Der ausgezeigte Vorrat je Hektar nach Eigentumsarten ist im Kleinwald er­wartungsgemäß mit 27 VfmS am größten, dort besteht seit längerem der meiste Pflegebedarf. Die Situation ist in diesem Jahrtausend auch bei den Betrieben (21 VfmS) und der ÖBf AG (19 VfmS) ähnlich wie im Kleinwald. Der Holzanfall je Hektar ist um den gleichen Betrag angestiegen, der sich im Wege einer Durchforstung ergibt.

Vermutlich wurden im intensiver bewirtschafteten Wald der Großbetriebe die Pflegeingriffe nur zurückstellt, da dieses Potenzial vorher ziemlich konstant war.

Verhältnis Vornutzung zu Endnutzung

Die Gesamtnutzung ist seit den neunziger Jahren von 19,5 Millionen VfmS auf 25,9 Millionen VfmS pro Jahr ange­stiegen. Der Anteil der durchgeführten Durchforstungen ist dagegen von 15 % auf 11 % zurückgegangen. Kalamitätsnutzungen und teilweise einhergehende Endnutzungen standen offensichtlich im Vordergrund, sodass der Holzanfall aus Pflegenutzungen verhältnismäßig gering ausfiel (Abbildung 3).

Nutzbares Potenzial

Die Wirtschaftlichkeit der Vornutzung hängt vom erzielbaren positiven Deckungs­beitrag ab, der sich einerseits aus dem Erlös der vermarktbaren Dimensionen und deren kostengünstiger Bringbarkeit ergibt. Der Anteil der schwächeren Durchmesser bis 15 cm der insgesamt ausgezeigten Bäume ist von 34 % auf 20 % zurückgegangen und erhöht damit die Rentabilität dieses Nutzungspotenzials.

Weit mehr als die Hälfte des Durchforstungsvorrates stockt außerdem in Lagen mit weniger als 40 % Geländeneigung, dort wäre prinzipiell eine vollmechanisierte Holzernte möglich. Nur ein geringer Teil der gesamten Durch­forstungs­fläche sind flachgründige, sensible Böden und daher nicht befahrbar. Eine Bringung wäre dort nur mit Seil möglich und damit vermutlich oft nicht rentabel.
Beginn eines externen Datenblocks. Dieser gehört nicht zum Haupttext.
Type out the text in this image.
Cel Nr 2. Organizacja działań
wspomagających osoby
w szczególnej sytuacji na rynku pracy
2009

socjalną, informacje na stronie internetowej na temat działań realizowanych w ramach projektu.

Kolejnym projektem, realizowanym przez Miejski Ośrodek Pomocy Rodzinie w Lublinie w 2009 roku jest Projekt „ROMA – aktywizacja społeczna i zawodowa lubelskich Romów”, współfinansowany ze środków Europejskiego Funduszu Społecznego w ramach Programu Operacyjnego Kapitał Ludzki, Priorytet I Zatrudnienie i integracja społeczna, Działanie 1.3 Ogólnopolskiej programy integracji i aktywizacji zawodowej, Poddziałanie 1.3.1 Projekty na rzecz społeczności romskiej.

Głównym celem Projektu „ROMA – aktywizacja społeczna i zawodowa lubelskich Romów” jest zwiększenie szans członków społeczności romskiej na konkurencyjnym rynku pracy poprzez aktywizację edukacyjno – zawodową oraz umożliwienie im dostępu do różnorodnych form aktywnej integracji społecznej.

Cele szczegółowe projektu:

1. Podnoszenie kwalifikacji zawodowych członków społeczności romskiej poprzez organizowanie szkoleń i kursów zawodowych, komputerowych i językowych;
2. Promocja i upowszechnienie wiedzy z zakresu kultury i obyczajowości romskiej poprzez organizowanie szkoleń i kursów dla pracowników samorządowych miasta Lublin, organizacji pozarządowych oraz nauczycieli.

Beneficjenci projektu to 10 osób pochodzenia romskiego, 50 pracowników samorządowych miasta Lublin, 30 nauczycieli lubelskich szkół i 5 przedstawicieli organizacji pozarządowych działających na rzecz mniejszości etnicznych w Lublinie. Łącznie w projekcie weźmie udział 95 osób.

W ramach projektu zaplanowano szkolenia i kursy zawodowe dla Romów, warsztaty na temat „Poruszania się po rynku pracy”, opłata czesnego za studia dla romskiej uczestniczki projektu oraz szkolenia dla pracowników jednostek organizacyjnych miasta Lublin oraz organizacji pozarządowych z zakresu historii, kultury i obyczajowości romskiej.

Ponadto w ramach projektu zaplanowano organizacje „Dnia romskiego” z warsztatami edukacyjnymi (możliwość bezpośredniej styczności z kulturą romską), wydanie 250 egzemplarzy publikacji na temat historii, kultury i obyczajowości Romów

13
Höhere Durchforstungsreserven

Die Ergebnisse zeigen, dass seit den neunziger Jahren die Durchforstungs­reserven um über 20 Millionen VfmS aufgestockt worden sind. Die Gesamt­nutzung im ersten Jahrzehnt dieses Jahrtausends ist sehr stark angestiegen, wobei Sturmereignisse sicher eine nicht unbeträchtliche Rolle gespielt haben. Dennoch bleibt die Frage offen, ob deswegen Durchforstungen zurückgestellt oder generell unterlassen wurden. Eine Er­hellung der Situation werden vermutlich die nächsten Ergebnisse der Wald­inventur liefern können.